1. Preheat oven to 350 degrees Fahrenheit 
2. In a large bowl combine flour, eggs, milk, water and butter.  Using a wire whisk mix ingredients together to make a smooth batter free of lumps.  
3. In medium size saute pan over medium heat pour 1/4 cup of batter into pan and tilt to spread batter across the bottom of the pan.  Heat for 1 to 2 minutes until bubbles form and then flip over and cook on other side to a nice light brown colour on both sides. Remove from pan and set on a plate to cool. 

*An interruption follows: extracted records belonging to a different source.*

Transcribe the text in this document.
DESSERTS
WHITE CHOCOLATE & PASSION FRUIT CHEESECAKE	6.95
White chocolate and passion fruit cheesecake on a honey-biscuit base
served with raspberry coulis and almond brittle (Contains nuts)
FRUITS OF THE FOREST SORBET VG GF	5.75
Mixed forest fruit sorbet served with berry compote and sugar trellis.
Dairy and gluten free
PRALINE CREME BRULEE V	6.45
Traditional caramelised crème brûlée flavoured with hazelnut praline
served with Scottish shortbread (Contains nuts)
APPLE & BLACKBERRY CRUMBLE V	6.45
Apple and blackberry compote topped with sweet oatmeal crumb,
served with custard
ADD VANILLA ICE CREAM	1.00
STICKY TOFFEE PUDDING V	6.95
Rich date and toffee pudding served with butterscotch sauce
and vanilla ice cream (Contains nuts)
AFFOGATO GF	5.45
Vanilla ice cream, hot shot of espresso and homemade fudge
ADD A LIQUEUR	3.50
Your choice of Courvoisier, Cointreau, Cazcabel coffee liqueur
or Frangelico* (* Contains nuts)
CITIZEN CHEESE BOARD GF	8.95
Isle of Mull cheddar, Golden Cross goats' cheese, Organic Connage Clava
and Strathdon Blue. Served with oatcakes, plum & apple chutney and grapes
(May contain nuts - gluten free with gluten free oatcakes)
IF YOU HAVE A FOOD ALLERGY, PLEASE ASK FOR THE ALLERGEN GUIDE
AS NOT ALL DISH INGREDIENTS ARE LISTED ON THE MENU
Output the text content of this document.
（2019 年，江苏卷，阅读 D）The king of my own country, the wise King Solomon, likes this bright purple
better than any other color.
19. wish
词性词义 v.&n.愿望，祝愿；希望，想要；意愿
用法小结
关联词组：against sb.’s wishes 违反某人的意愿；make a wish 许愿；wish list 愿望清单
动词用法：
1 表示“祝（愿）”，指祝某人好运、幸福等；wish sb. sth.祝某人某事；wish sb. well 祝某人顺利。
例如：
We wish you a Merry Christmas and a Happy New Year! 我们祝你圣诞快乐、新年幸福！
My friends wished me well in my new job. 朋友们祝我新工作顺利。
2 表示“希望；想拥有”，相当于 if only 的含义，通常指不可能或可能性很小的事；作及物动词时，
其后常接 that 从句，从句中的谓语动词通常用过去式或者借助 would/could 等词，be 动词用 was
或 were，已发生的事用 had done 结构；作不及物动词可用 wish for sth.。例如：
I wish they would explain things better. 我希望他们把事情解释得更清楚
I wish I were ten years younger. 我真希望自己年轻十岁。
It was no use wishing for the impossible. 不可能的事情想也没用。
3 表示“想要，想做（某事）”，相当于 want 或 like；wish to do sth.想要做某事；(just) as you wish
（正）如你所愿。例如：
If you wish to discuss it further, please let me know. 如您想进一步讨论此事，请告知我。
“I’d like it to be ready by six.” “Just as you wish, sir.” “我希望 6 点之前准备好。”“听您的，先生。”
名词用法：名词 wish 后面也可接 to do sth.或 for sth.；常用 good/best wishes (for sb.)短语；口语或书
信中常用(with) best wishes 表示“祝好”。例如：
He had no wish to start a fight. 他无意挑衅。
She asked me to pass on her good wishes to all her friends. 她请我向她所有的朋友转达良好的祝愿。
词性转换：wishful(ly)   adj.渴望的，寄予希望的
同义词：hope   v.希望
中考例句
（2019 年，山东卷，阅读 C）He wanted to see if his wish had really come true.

4. For the filling cook pinto beans over medium heat and drain liquid from them. Mash beans into a fine puree. 
5. Add corn, salsa and tomatoes to bean puree in a large bowl. Add spices to mixture and combine ingredients together. 
6. Place one crepe on a plate and then spread a small amount of filing in the middle of crepe. Roll up crepe and place on a parchment lined cookie sheet. Sprinkle grated cheese over top of crepes and place in oven for 5 to 10 minutes to melt the cheese on top.